Это произошло с появлением описаний плена рядом представителей российского дворянства, захваченных османами во время русско-турецких войн начала XIX столетия. Данные описания свидетельствовали о противоречиях между положением пленника, с одной стороны, и представлениями о дворянской чести и простом человеческом достоинстве, с другой. Решение этой моральной дилеммы парадоксальным образом заключалось в подчеркивании бессилия благородного пленника. Последнее контрастировало с часто сомнительным моральным выбором, на который приходилось идти пленникам-простолюдинам, чьи истории можно найти в расспросных листах Приказа Патриаршего дворца. В результате происходил перенос акцента с действий пленника на условия плена, включая обращение османских властей с военнопленными и отношение к ним со стороны местного населения. Этот перенос акцента превращал рассказы о плене в еще одну категорию ориентализирующих репрезентаций Османской империи, которые включали описание буйного фанатизма мусульманских толп, образы великодушных пашей и картины экзотической природы. Подобные репрезентации снимали подозрения по поводу православности или просто моральности пленника, которые сохранялись на протяжении практически всего раннемодерного периода. Взамен российская читающая публика проникалась все большим интересом к рассказам о плене, представлявшим ей возможность опосредованного наслаждения экзотикой и одновременно все более сочувствовала их протагонистам, чьи страдания отныне считались заслуживающими благотворного вмешательства российского государства.

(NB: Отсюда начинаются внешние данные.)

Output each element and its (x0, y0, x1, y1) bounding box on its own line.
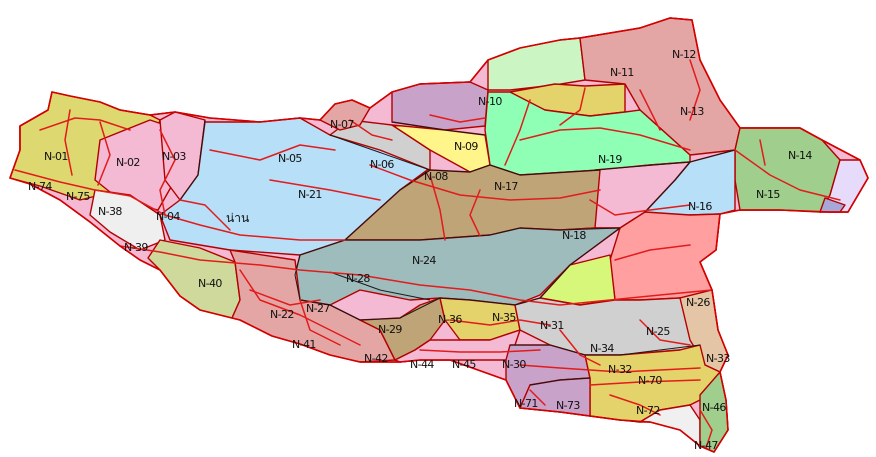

С начала XVIII столетия череда «турецких войн» стала третьей разновидностью российских контактов с Османской империей. В столетие, последовавшее с момента неудачи, которую Петр I потерпел на Пруте, российские войска добились явного превосходства над османской армией, однако продолжали испытывать различные трудности, связанные с культурными особенностями, климатом или демографией театра военных действий. Эти вызовы стали проверкой тех понятий о «цивилизованной» или «регулярной» войне, которые были усвоены российскими офицерами в результате участия в европейских войнах XVIII и начала XIX столетия и знакомства с европейской военной литературой. Трудности «восточной войны» побудили некоторых российских офицеров выработать альтернативные принципы, следование которым, по их мнению, должно было обеспечивать наилучшие результаты в «турецких кампаниях».
Несмотря на, казалось бы, очевидную значимость военного ориентализма, последний до сих пор остается неизученным явлением. Это объясняется специфическим характером военной литературы, сочетавшей теоретические и исторические исследования с дневниками и воспоминаниями разной степени литературности. Историки российского ориентализма практически не уделили внимания российским работам о войне в различных частях Азии. Последние не стали частью академического ориентализма, фокусировавшегося на изучении восточных языков, знание которых помогало управлять, но не завоевывать. В свою очередь, исследователи литературного ориентализма, по-видимому, посчитали дневники и воспоминания участников «восточных войн» слишком прозаическими по сравнению с литературными путешествиями на Восток, а также другими произведениями ориенталистского толка, созданными российскими писателями XIX века. Однако эти фрагментарные источники, заурядные с литературной точки зрения, неоценимы для понимания того, как образ «другого» и чувство самости вырастают из сублимации реального боевого опыта.
Интеллектуальная траектория постколониальных исследований также позволяет объяснить неизученность военного ориентализма. Хотя Эдвард Саид охарактеризовал Египетский поход Наполеона как начало модерного ориентализма, его анализ обошел собственно военный аспект этого предприятия и сконцентрировался на его более общем культурном и интеллектуальном значении. Другие постколониальные исследователи последовали примеру Саида, концентрируясь почти исключительно на режимах власти, возникших после демонстрации решающего военного превосходства Запада над восточными империями. Таким образом, возросшее понимание форм западной власти над Востоком сопровождалось относительным забвением культурной истории войн, которые предшествовали установлению этой власти. Тем не менее описания «восточных» войн позволяют понять, каким образом некогда могучие азиатские империи превратились в объект знания и власти под названием «Восток». Рассмотрение российских описаний «турецких кампаний», предпринятое в этой книге, можно считать приглашением к дальнейшему исследованию истории военного ориентализма.